1. Go to the EC2 Dashboard in the Management Console and click on Instances in the left menu. Select the EC2 instance created by the CloudFormation stack. If your instances list is cluttered with other instances, apply a filter in the search bar using the tag key aws:ec2spot:fleet-request-id and choose the value that matches the spotFleetName from your CloudFormation Outputs.

EC2 Public DNS

Once you've selected one of the provisioned EC2 instances, note the Public DNS Name and SSH into the instance.

$ ssh -i PRIVATE_KEY.PEM ec2-user@EC2_PUBLIC_DNS_NAME

2. Once logged into the EC2 instance, clone the workshop github repository so you can easily access the Dockerfile.

$ git clone https://github.com/awslabs/ecs-deep-learning-workshop.git

3. Navigate to the lab-2-build/mxnet/ folder to use as your working directory.

$ cd ecs-deep-learning-workshop/lab-2-build/mxnet

4. Build the Docker image using the provided Dockerfile. A build argument is used to set the password for the Jupyter notebook login which is used in a later lab. Also, note the trailing period in the command below!!
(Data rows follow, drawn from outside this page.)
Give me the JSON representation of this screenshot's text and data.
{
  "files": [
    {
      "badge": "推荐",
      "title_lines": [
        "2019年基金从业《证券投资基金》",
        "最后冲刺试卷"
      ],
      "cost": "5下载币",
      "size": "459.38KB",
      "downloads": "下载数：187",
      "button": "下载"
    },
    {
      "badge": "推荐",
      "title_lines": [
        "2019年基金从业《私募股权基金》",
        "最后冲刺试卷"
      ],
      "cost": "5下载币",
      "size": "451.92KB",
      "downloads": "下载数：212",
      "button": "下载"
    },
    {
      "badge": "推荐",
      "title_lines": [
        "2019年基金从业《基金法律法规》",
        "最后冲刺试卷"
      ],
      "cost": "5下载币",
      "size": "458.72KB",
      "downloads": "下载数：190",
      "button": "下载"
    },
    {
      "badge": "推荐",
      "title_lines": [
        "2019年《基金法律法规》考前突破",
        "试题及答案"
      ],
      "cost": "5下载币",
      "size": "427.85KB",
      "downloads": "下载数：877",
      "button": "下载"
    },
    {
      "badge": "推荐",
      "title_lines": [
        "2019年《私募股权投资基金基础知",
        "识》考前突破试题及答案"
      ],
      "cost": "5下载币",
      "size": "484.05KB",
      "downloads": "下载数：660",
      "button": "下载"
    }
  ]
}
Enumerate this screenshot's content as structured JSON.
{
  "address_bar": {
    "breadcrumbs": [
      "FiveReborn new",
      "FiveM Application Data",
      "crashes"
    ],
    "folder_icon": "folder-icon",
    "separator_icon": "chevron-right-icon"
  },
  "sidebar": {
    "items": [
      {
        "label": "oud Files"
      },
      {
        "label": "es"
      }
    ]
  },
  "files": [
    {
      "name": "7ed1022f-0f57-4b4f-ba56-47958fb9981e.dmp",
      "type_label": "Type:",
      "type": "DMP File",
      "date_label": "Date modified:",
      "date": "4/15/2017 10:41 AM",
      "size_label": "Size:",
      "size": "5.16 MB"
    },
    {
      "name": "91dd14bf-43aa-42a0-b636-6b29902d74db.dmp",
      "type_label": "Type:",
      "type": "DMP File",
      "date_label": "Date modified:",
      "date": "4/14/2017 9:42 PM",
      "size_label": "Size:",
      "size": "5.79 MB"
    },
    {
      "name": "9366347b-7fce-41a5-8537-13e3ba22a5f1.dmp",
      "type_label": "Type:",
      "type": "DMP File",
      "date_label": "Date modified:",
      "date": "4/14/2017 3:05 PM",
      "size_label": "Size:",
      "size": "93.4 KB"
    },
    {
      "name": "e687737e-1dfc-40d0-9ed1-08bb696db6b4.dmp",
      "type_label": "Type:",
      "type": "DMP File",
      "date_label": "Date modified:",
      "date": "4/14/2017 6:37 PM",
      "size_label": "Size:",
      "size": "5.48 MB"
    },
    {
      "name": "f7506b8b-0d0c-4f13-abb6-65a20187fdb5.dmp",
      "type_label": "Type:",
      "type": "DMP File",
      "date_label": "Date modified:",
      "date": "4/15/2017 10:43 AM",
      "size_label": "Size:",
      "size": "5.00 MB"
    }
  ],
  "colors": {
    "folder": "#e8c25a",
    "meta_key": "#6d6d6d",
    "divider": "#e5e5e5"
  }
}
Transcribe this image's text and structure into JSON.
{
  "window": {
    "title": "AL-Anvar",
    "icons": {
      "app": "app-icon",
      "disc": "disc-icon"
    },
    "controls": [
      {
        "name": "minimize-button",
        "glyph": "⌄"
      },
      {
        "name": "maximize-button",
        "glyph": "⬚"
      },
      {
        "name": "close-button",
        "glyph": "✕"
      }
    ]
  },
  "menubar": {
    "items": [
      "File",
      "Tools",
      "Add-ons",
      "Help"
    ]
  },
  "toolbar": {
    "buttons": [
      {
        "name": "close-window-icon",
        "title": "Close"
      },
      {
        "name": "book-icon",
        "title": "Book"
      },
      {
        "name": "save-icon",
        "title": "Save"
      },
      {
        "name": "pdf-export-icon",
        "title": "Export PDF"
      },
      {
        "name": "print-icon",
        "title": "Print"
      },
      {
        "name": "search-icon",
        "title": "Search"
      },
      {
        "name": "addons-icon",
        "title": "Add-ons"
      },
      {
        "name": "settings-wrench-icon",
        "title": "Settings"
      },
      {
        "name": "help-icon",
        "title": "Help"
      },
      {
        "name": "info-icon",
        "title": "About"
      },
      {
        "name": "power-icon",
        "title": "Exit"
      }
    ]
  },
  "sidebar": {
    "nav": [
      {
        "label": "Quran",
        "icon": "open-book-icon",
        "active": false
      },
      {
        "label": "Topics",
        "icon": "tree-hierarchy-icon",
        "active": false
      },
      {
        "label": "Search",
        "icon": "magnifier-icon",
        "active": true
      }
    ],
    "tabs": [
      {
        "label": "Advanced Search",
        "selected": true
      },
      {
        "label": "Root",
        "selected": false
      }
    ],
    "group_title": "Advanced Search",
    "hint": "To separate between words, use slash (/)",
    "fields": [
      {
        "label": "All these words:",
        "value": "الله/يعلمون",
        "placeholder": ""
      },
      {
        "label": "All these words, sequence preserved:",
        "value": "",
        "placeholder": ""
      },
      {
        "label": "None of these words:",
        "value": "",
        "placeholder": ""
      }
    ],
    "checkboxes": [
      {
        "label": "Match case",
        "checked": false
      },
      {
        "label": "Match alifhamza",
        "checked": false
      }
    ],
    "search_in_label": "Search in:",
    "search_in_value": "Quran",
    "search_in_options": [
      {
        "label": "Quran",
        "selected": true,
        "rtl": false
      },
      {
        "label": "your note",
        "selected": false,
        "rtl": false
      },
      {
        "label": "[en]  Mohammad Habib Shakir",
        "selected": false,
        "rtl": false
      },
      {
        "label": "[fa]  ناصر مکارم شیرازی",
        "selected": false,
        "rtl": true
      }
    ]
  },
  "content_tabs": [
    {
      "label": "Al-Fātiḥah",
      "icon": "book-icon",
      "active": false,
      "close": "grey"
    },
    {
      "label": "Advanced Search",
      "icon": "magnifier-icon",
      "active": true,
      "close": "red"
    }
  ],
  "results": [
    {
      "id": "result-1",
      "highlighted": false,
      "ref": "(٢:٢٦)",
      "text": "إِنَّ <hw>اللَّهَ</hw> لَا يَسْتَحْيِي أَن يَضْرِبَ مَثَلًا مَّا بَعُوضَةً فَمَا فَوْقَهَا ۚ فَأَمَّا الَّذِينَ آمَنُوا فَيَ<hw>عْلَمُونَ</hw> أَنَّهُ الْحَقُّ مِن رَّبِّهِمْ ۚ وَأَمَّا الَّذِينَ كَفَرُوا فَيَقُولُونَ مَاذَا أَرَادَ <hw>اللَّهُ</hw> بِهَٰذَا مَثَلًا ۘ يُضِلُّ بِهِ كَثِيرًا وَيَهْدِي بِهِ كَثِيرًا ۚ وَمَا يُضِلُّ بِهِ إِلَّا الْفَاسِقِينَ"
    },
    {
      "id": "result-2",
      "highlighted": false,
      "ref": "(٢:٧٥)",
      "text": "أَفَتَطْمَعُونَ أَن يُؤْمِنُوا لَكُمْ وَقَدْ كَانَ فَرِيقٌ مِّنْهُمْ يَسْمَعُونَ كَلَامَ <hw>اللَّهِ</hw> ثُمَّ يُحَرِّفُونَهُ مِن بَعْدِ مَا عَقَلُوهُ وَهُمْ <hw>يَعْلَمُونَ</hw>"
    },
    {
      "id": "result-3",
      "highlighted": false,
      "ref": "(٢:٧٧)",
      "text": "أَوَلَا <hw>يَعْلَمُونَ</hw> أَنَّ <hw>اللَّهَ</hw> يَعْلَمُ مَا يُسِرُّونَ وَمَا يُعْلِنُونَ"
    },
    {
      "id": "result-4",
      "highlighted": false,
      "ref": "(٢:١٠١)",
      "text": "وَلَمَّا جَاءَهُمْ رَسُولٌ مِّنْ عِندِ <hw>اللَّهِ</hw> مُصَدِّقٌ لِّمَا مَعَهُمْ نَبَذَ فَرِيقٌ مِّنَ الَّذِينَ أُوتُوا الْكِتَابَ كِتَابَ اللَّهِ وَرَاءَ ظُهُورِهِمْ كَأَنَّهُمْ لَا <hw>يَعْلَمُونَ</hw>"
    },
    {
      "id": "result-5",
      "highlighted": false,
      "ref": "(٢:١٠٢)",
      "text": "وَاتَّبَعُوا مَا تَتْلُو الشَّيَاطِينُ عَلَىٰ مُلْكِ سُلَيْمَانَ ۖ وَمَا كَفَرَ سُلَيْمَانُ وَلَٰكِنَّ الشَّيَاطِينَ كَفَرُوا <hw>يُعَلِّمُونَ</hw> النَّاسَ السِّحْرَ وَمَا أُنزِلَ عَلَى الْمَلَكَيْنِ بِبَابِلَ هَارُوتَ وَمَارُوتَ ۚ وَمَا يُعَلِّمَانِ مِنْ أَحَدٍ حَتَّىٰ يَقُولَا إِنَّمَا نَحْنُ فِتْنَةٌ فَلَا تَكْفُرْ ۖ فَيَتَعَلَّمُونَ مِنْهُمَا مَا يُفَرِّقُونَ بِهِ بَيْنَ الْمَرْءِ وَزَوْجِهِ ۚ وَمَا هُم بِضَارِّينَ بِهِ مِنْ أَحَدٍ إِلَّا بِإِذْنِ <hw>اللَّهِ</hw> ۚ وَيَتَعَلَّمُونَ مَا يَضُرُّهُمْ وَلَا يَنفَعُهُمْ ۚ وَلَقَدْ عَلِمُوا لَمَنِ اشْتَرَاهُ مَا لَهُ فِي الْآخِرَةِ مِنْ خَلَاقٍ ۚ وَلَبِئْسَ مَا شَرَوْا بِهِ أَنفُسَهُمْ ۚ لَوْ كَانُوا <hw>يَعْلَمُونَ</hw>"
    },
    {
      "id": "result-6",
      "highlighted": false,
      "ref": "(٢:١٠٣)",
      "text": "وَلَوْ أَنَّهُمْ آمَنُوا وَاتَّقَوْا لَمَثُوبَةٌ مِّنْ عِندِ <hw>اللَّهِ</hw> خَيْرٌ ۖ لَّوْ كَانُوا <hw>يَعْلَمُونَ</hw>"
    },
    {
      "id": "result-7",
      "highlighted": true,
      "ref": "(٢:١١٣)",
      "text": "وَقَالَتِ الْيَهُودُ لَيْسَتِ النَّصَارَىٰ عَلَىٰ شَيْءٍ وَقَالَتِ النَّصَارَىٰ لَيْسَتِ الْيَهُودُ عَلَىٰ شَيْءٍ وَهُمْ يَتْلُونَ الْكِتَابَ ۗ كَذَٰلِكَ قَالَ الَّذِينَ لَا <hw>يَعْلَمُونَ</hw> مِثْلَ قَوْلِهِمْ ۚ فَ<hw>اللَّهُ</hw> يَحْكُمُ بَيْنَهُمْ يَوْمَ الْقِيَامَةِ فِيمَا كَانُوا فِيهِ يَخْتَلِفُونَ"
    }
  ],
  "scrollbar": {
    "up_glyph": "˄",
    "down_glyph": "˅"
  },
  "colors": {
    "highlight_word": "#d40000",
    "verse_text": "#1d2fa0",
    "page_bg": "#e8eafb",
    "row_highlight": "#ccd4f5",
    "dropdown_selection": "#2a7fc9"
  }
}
$ docker build --build-arg PASSWORD=INSERT_A_PASSWORD -t mxnet .

IMPORTANT
It is not recommended to use build-time variables for passing secrets like github keys, user credentials etc. Build-time variable values are visible to any user of the image with the docker history command. We have chosen to do it for this lab for simplicity's sake. There are various other methods for secrets management like using DynamoDB with encryption or S3 with encryption for key storage and using IAM Roles for granting access. There are also third party tools such as Hashicorp Vault for secrets management.

This process will take about 10-15 minutes because MXNet is being compiled during the build process. If you're new to Docker, you can take this opportunity to review the Dockerfile to understand what's going on or take a quick break to grab some coffee/tea.

5. Now that you've built your local Docker image, you'll need to tag and push the MXNet Docker image to ECR. You'll reference this image when you deploy the container using ECS in the next lab. Find your respository URI in the EC2 Container Service Dashboard; click on Repositories in the left menu and click on the repository name that matches the ecrRepository output from CloudFormation. The Repository URI will be listed at the top of the screen.

ECR URI

In your terminal window, tag and push the image to ECR:

$ docker tag mxnet:latest AWS_ACCOUNT_ID.dkr.ecr.AWS_REGION.amazonaws.com/ECR_REPOSITORY:latest   
$ docker push AWS_ACCOUNT_ID.dkr.ecr.AWS_REGION.amazonaws.com/ECR_REPOSITORY:latest  

Following the example above, you would enter these commands:

$ docker tag mxnet:latest 873896820536.dkr.ecr.us-east-2.amazonaws.com/ecs-w-ecrre-1vpw8bk5hr8s9:latest
$ docker push 873896820536.dkr.ecr.us-east-2.amazonaws.com/ecs-w-ecrre-1vpw8bk5hr8s9:latest

You can copy and paste the Repository URI to make things simpler.

Checkpoint
Note that you did not need to authenticate docker with ECR because the Amazon ECR Credential Helper has been installed and configured for you on the EC2 instance.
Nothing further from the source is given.